Cambodia’s Dark History Revisited

Note: This post contains graphic images.

While many travelers know Cambodia for Angkor Wat, its most popular tourist destination in the province of Siem Reap, the capital of this Southeast Asian nation is also worth a visit. Phnom Penh is home to grand palaces and structures exhibiting magnificent Khmer architecture as well as a vibrant night scene that could rival that of Siem Reap’s Pub Street.

However, Phnom Penh is also the ground zero off the country’s dark past. In 1975, the oppressive Khmer Rouge regime led by its despotic leader, Pol Pot, carried out the Cambodian genocide — one of the worst human rights atrocities in modern history. It’s estimated that up to 3 million Khmers have been killed in this macabre ethnic cleansing. That’s almost one-fourth of the entire population at the time.
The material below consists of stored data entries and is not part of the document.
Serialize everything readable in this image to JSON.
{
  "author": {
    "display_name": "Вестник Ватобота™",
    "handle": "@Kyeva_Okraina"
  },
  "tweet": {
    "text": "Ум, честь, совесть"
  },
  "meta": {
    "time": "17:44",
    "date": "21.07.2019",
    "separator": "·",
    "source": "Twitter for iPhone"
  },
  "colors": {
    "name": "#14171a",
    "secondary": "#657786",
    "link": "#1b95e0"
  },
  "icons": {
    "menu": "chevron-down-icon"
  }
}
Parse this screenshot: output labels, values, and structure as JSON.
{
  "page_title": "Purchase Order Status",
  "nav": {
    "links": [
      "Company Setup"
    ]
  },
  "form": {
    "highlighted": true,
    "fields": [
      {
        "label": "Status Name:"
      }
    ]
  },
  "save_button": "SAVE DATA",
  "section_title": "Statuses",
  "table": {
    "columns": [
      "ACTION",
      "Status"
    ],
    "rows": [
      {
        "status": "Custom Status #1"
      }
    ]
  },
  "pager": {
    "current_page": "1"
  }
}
There are several locations just within and around Phnom Penh significant to the dark chapter of Cambodia’s history and that are open to the public. These are the Choeung Ek Genocidal Center and the Tuol Sleng Genocide Museum.

Choeung Ek Genocidal Center

Located just 17 kms south of Phnom Penh, Choeung Ek (also known as the Killing Fields) is a former orchard that had been converted into an extermination camp at the height of the Khmer Rouge rule. Prisoners in the thousands were brought into this camp where they were murdered en masse by Khmer Rouge soldiers.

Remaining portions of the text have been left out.